The cache lookup for the name "dc04.mydomain.local" (type: 1, option: 2251800887582720) returned "9701". Results: 
A cache lookup was called for the name "dc04.mydomain.local" (type: 28, options: 2251800887582720, interface index: 0).
The cache lookup for the name "dc04.mydomain.local" (type: 28, option: 2251800887582720) returned "9701". Results: 
The DNS query for the name "dc04.mydomain.local" is complete. Type: 28, query options: 2251800887582720, status: 9852. Results: 
A DNS query is called for the name "dc04.mydomain.local". Type: 1, Query options: 1073766400, Server list: , network query: 0, network index: 0, interface index: 0, asynchronous query: 0
The DNS query for the name "dc04.mydomain.local" is complete. Type: 1, Query options: 1073766400, Status: 87, Results: 

For DNS to be creating so many events, it seems like something isn't functioning correctly.
Yes, absolutely. But what exactly? It cannot resolve the names dc04.mydomain.local because it is offline. But then why it keep trying? And where does the dns call come from anyway? Can I set the DNS servers somewhere in Sophos?

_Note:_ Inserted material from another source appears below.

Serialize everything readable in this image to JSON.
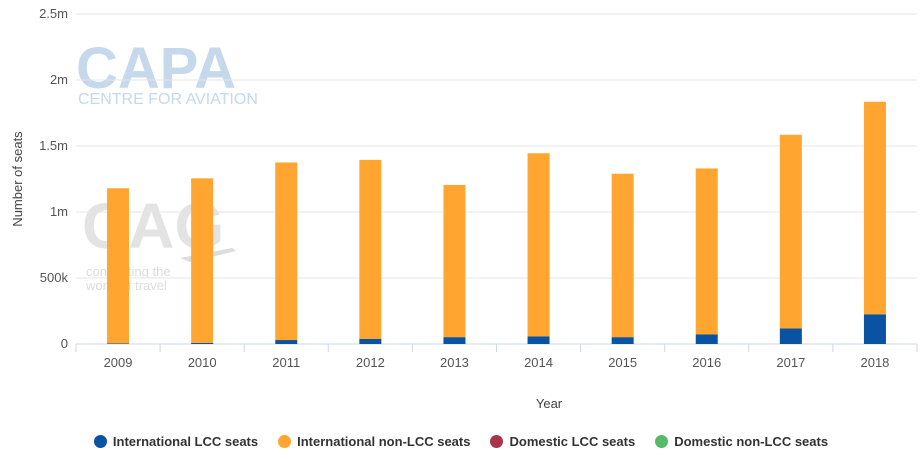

If we take the Event ID 3006 from the event viewer (Microsoft-Windows-DNS-Client/Operational) as a start: If you look at the details of the event log entry, I would switch to XML view, look for "Execution ProcessID":. e.g.

If you check Task Manager, is that ProcessID running?  What is it?  If it's not running, maybe it's transient, run Process Monitor for a while to help see the history of processes or use another source.  

The Sophos Event journals will have the info but this is easier to extract I suspect.